Cox enlisted and mustered in as a corporal on January 9, 1864, in New Haven, Connecticut. He served in Company K of the 29th Connecticut Volunteer Infantry Regiment with Jesse Cowles, also of Albemarle County. He received a promotion to sergeant within a month of enlisting, but he was demoted to corporal on March 1 and to private on May 1, 1865.[1] Cox was absent while sick in a field hospital for some time but likely returned to duty to march through Richmond with the 29th Connecticut when the city was captured. He mustered out with the 29th Connecticut on October 24, 1865, in Brownsville, Texas.[1]

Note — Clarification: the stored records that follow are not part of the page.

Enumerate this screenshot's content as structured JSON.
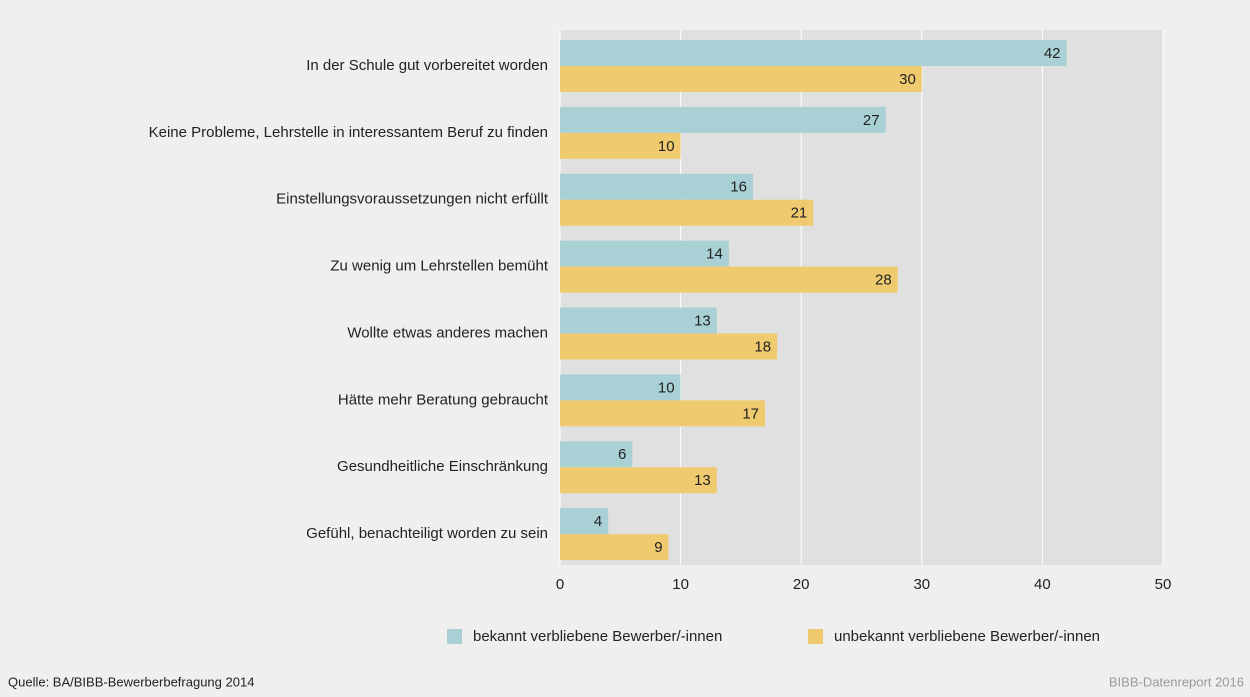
{
  "chart_data": {
    "type": "bar",
    "orientation": "horizontal",
    "categories": [
      "In der Schule gut vorbereitet worden",
      "Keine Probleme, Lehrstelle in interessantem Beruf zu finden",
      "Einstellungsvoraussetzungen nicht erfüllt",
      "Zu wenig um Lehrstellen bemüht",
      "Wollte etwas anderes machen",
      "Hätte mehr Beratung gebraucht",
      "Gesundheitliche Einschränkung",
      "Gefühl, benachteiligt worden zu sein"
    ],
    "series": [
      {
        "name": "bekannt verbliebene Bewerber/-innen",
        "color": "#a9d0d5",
        "values": [
          42,
          27,
          16,
          14,
          13,
          10,
          6,
          4
        ]
      },
      {
        "name": "unbekannt verbliebene Bewerber/-innen",
        "color": "#efca6f",
        "values": [
          30,
          10,
          21,
          28,
          18,
          17,
          13,
          9
        ]
      }
    ],
    "xlim": [
      0,
      50
    ],
    "xticks": [
      0,
      10,
      20,
      30,
      40,
      50
    ],
    "grid": true,
    "source": "Quelle: BA/BIBB-Bewerberbefragung 2014",
    "credit": "BIBB-Datenreport 2016"
  }
}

Cox likely returned to Ohio following the war. He re-enlisted on March 14, 1867, and was again promoted to sergeant on March 14, 1870.[1] He served in Company E of the 41st US Infantry Regiment before it was consolidated with several other Black regiments into the 24th US Infantry Regiment, after which he was attached to Company I.[1] His Black regiment, known as the "Buffalo Soldiers," served in the West after the Civil War. He died on April 24, 1874, in an unknown location of unknown causes. Following his death, his widow Elizabeth began receiving a pension of eight dollars a month on July 21, 1890. According to her pension, she died on March 4, 1893.[1]

References

  1. 1.0 1.1 1.2 1.3 1.4 1.5 1.6 1.7 Web. [ Richard M. Cox (29th CT Colored)], Website, John L. Nau III Center for Civil War History: Black Virginians in Blue, April 11, 2021, retrieved July 29, 2021.